Geloof en rampspoed: leven en werk van Hiëronymus van Alphen
Van kind tot jonge dichter
Over de jonge jaren van de kinderdichter, geboren in 1746, is weinig bekend. De spaarzame gegevens roepen het beeld op van een wat eenzame jeugd waarin de jonge Van Alphen, net als veel van zijn tijdgenoten, al vroeg met de dood geconfronteerd werd. In één van zijn latere kindergedichten, 'Het lijk', steekt hij de jonge lezertjes dan ook een hart onder de riem:
Ach, lieve kinders! zegt dan niet;
Wat is dat sterven een verdriet!
Mogt ik maar altoos leven!
Wanneer ge God bemint en dient,
Dan voert de dood u, als een vriend,
In 't eeuwig zalig leven
(Alphen, 1998, p. 155)
Hiëronymus van Alphen werd als eerste kind van het gezin geboren in Gouda op 8 augustus 1746. Zijn vader, die lid van de Goudse vroedschap was en het ambt van schepen vervulde, heeft hij maar kort gekend: Johan van Alphen stierf in 1750, slechts ongeveer veertig jaar oud. Hieronymus' moeder Wilhelmina Lucia van Alphen verhuisde met haar twee zoontjes nog datzelfde jaar naar Utrecht. Twee jaar later stierf Van Alphens kleine broertje Daniël, waardoor hij als enig kind achterbleef. Op zijn dertiende ging Van Alphen eindelijk weer deel uitmaken van een groter gezin: zijn moeder trouwde met advocaat Mr. Thomas Adriaan Boddens, met wie hij het zeer goed kon vinden (Buijnsters, 1973, p. 6-12).
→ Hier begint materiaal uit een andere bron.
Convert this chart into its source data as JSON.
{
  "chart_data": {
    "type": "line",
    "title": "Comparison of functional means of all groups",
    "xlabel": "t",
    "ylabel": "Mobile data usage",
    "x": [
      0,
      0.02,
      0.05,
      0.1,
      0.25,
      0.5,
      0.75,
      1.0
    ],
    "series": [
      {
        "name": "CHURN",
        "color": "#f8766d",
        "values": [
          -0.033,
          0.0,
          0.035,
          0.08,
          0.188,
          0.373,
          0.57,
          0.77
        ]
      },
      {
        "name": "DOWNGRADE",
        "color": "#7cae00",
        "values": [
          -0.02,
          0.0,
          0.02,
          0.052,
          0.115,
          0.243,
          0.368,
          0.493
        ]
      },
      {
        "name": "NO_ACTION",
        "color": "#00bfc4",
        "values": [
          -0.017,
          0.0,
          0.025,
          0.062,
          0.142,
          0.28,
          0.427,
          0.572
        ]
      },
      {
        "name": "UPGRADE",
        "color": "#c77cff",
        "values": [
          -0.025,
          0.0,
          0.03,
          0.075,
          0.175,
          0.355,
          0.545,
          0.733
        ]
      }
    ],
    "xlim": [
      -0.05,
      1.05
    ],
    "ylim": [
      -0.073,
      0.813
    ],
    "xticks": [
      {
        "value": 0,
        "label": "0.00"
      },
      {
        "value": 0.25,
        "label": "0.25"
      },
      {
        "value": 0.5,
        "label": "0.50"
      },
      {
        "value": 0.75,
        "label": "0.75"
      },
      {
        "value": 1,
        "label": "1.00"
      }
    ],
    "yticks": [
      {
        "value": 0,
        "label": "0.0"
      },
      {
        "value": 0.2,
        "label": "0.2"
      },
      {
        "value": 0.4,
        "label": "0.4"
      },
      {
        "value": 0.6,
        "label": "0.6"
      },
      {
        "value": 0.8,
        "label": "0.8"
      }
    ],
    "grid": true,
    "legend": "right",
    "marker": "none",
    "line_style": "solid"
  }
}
Ter voorbereiding op zijn studie bezocht de jonge Van Alphen de Utrechtse Latijnse school. Op zestienjarige leeftijd schreef hij zich in aan de Utrechtse Academie om rechten te studeren. Hij had echter ook grote belangstelling voor de letterkunde en theologie. Dat blijkt bijvoorbeeld uit zijn onmiddellijke toetreding tot de net opgerichte Maatschappij der Nederlandsche Letterkunde in 1766.
Samen met een aantal studievrienden was hij daarnaast lid van het Utrechtse studentengenootschap Dulces Ante Omnia Musae, waarvan de leden wekelijks over taal- en letterkunde lazen en spraken. Helaas zijn de wereldse, classicistische gedichten van Van Alphen uit deze tijd verloren gegaan. Buijnsters vermoedt dat Van Alphen die gedichten na zijn religieuze bekering zelf vernietigd heeft (Buijnsters, 1973, p. 43).
Langzame start
Nadat Van Alphen met de verdediging van een juridische dissertatie zijn studie had afgerond, werd hij beëdigd als advocaat aan het Provinciaal Hof te Utrecht. Zijn carrière kwam echter niet snel van de grond. Waar de jonge Bilderdijk (1756-1831) weldra bekend stond als briljant advocaat, is over Van Alphens werkzaamheden achteraf niet veel terug te vinden.
Buijnsters vermeldt dat Van Alphen in zijn geheime dagboek klaagde over gebrek aan werk. Daardoor had hij echter wel tijd om zich op literair gebied te bekwamen; hij deed een grote belezenheid op en beheerste maar liefst zeven talen (Buijnsters, 1973, p. 47). Van Alphen was er namelijk de man niet naar om stil te zitten. Pieter Leonard van de Kasteele (1748-1810) schreef al in 1767 in een lofdicht bij Van Alphens eerste Dissertatio juridico-moralis de eo, quod justum est circa tori et mensae separationem, die over de scheiding van tafel en bed ging:
Elk mint u om uw deugd; elk acht u om uw zwoegen.
Uw deugd wil thans de Maatschappy
Aan uw geleerde vlijt verplichten.
Uw deugd zoekt, wat het nutste zy
Uw yver dringt het aan, en doet partyen zwichten.